Geç Antikçağ’da Ermeniler ve Hıristiyanlaşmaları Üzerine Notlar, (Prof. Dr. Turhan KAÇAR)

Bizans imparatoru Mauricius (582-602), çağdaşı Sasani kralı II. Khusro’ya (Hüsrev) (591-628) yazdığı bir mektupta, iki ülke arasında yaşayan Ermenilere karşı şöyle bir ortak politika izlenmesini önermektedir: İkimizin sınırları arasında kalan bu Ermeniler, yoldan çıkmış ve itaatsiz bir millettir. Ben, sınırlarım içinde kalanları toplayıp Trakya’ya süreceğim; sen de kendi sınırların içinde kalanları toplayıp doğuya gönderilmelerini emret. Bunlar kendi topraklarında kalırlarsa bizim için asla huzur olmayacaktır.
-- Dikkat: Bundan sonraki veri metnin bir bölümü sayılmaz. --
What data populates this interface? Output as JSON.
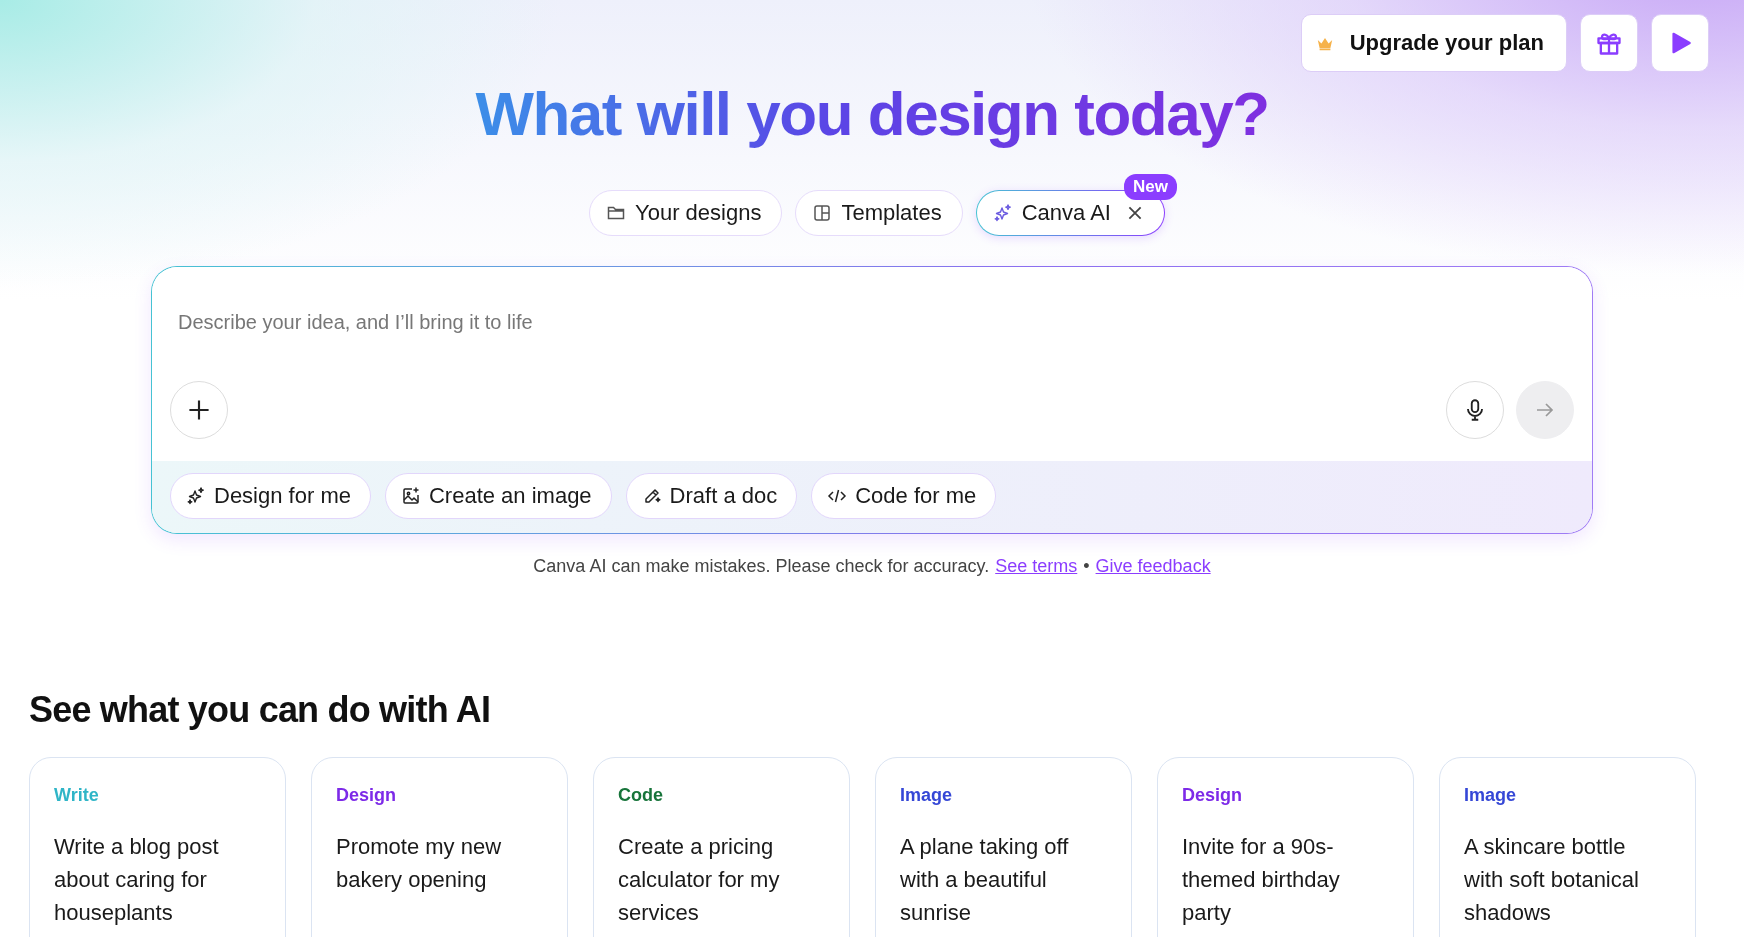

Ermeni asıllı bir tarihçi olan Sebeos’un kaleminden günümüze ulaşan bu satırlar, sadece M.S. VI. yüzyılın sonunda bir Bizans imparatorunun kendi tebaasına bakışını yansıtmamaktadır. Bu satırlar aynı zamanda, çağının iki süper gücü arasında tampon olarak kalan Ermenilerin “arada” konumlarını ve “bölünmüş bağlılıklarını ve aidiyetlerini” de yansıtmaktadır. Ermenilerin bu konumu Mauricius döneminde birden ortaya çıkmış değildi, daha ziyade geçmiş yüzyılların bir mirasıydı. Bu bağlamda, Ermeni Eskiçağ tarihini özellikle Roma–Sasani ilişkileri ve Hıristiyanlaşma çerçevesine sınırlandırmayı amaçlayan bu çalışma, hiç kuşkusuz Roma dönemi Ermenileri’nin yaşadığı coğrafyanın tarihsel ortamını da özet olarak dikkate alacak ve Ermenilerin kökeni ve Romalıların gelişine kadar Doğu Anadolu’da Ermenilerin durumuna ilişkin kısa bir perspektif sunacaktır.

Metnin tamamı için tıklayınız...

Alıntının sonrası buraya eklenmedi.